Oui, l’Atlantique! Les craintes des deux collègues s’étaient réalisées. Il ne semblait pas, d’ailleurs, que Robur éprouvât la moindre inquiétude à s’aventurer au-dessus de ce vaste Océan. Cela n’était pas pour le préoccuper, ni ses hommes, qui devaient avoir l’habitude de pareilles traversées. Déjà ils étaient tranquillement rentrés dans le poste. Aucun cauchemar ne dut troubler leur sommeil.
Où allait l’Albatros? Ainsi que l’avait dit l’ingénieur, devait-il donc faire plus que le tour du monde? En tout cas, il faudrait bien que ce voyage se terminât quelque part. Que Robur passât sa vie dans les airs, à bord de l’aéronef et n’atterrît jamais, cela n’était pas admissible. Comment eût-il pu renouveler ses approvisionnements en vivres et munitions, sans parler des substances nécessaires au fonctionnement des machines? Il fallait, de toute nécessité, qu’il eût une retraite, un port de relâche, si l’on veut, en quelque endroit ignoré et inaccessible du globe, où l’Albatros pouvait se réapprovisionner. Qu’il eût rompu toute relation avec les habitants de la terre, soit! mais avec tout point de la surface terrestre, non!

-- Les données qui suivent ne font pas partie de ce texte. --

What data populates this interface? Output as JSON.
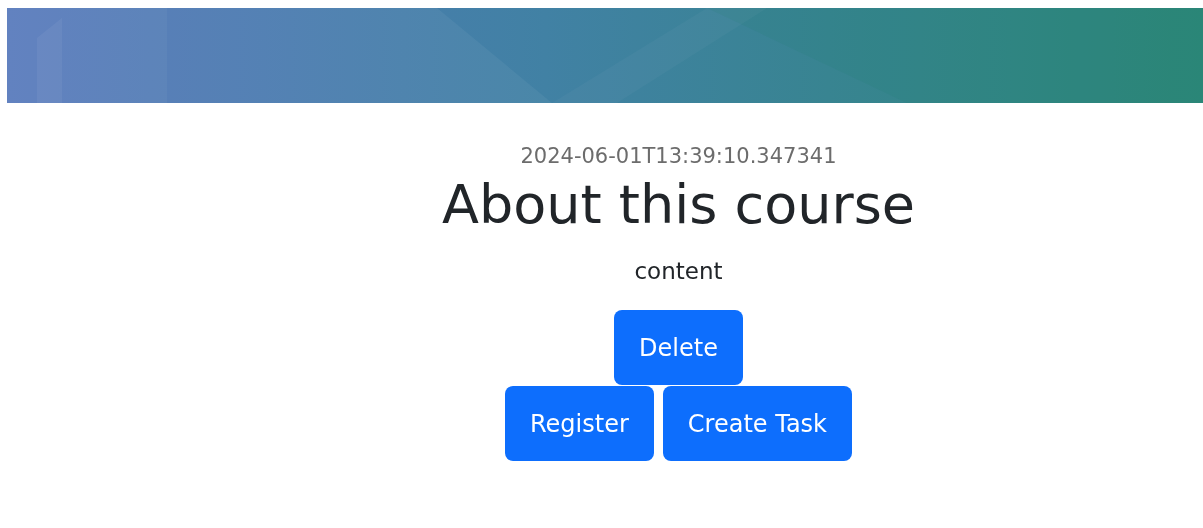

S’il en était ainsi, où gisait ce point? Comment l’ingénieur avait-il été amené à le choisir? Y était-il attendu par une petite colonie dont il était le chef? Pouvait-il y recruter un nouveau personnel? Et d’abord, pourquoi ces gens, d’origines diverses, s’étaient-ils attachés à sa fortune? Puis, de quelles ressources disposait-il pour avoir pu fabriquer un aussi coûteux appareil, dont la construction avait été tenue si secrète? Il est vrai, son entretien ne semblait pas être dispendieux. A bord, on vivait d’une existence commune, d’une vie de famille, en gens heureux qui ne se cachaient pas de l’être. Mais enfin, quel était ce Robur? D’où venait-il? Quel avait été son passé? Autant d’énigmes impossibles à résoudre, et celui qui en était l’objet ne consentirait jamais, sans doute, à en donner le mot.
Qu’on ne s’étonne donc pas si cette situation, toute faite de problèmes insolubles, devait surexciter les deux collègues. Se sentir ainsi emportés dans l’inconnu, ne pas entrevoir l’issue d’une pareille aventure, douter même si jamais elle aurait une fin, être condamnés à l’aviation perpétuelle, n’y avait-il pas de quoi pousser à quelque extrémité terrible le président et le secrétaire du Weldon-Institute?
En attendant, depuis cette soirée du ii juillet, l’Albatros filait au-dessus de l’Atlantique. Le lendemain, lorsque le soleil apparut, il se leva sur cette ligne circulaire où viennent se confondre le ciel et l’eau. Pas une seule terre en vue, si vaste que fût le champ de vision. L’Afrique avait’ disparu sous l’horizon du nord.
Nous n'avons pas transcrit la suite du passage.